US 11,862,188 B2
Method for detecting and classifying coughs or other non-semantic sounds using audio feature set learned from speech
Jacob Garrison, Seattle, WA (US); Jacob Scott Peplinski, Chandler, AZ (US); and Joel Shor, Tokyo (JP)
Assigned to Google LLC, Mountain View, CA (US)
Filed by Google LLC, Mountain View, CA (US)
Filed on Oct. 21, 2021, as Appl. No. 17/507,461.
Claims priority of provisional application 63/104,291, filed on Oct. 22, 2020.
Prior Publication US 2022/0130415 A1, Apr. 28, 2022
Int. Cl. G10L 25/66 (2013.01); G10L 15/02 (2006.01); G10L 15/06 (2013.01); G10L 15/04 (2013.01); A61B 5/00 (2006.01); G16H 40/67 (2018.01); A61B 5/08 (2006.01); G10L 25/78 (2013.01); G10L 25/51 (2013.01); G10L 25/30 (2013.01)
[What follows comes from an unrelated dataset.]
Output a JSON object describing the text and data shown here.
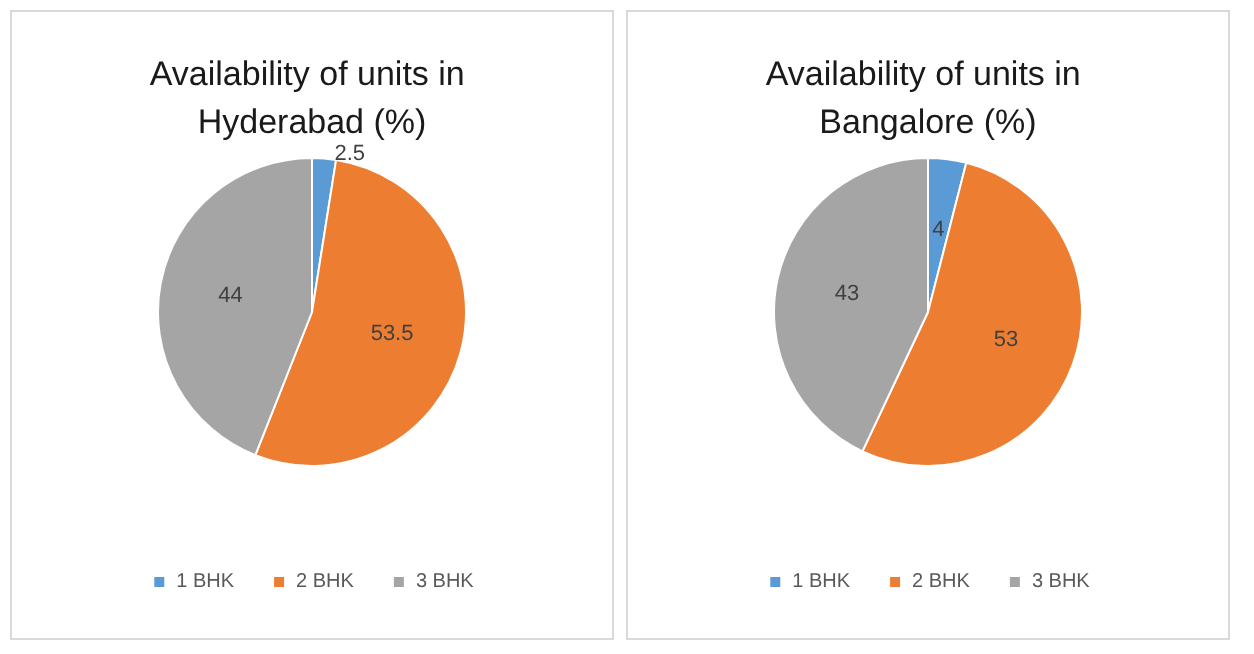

CPC G10L 25/66 (2013.01) [A61B 5/0823 (2013.01); A61B 5/4803 (2013.01); A61B 5/7267 (2013.01); A61B 5/7282 (2013.01); G10L 15/02 (2013.01); G10L 15/04 (2013.01); G10L 15/063 (2013.01); G10L 25/30 (2013.01); G10L 25/51 (2013.01); G10L 25/78 (2013.01); G16H 40/67 (2018.01)] 20 Claims
OG exemplary drawing
 
1. A computer-implemented method for detecting a cough in an audio stream, comprising:
performing one or more pre-processing steps on the audio stream to generate an input audio sequence comprising a plurality of time-separated audio segments;
generating an embedding for each of the segments of the input audio sequence using an audio feature set generated by a self-supervised triplet loss embedding model, the embedding model having been trained to learn the audio feature set in a self-supervised triplet loss manner from a plurality of speech audio clips from a speech dataset;
providing the embedding for each of the segments to a model performing cough detection inference, the model generating a probability that each of the segments of the input audio sequence includes a cough episode; and
generating cough metrics for each of the cough episodes detected in the input audio sequence.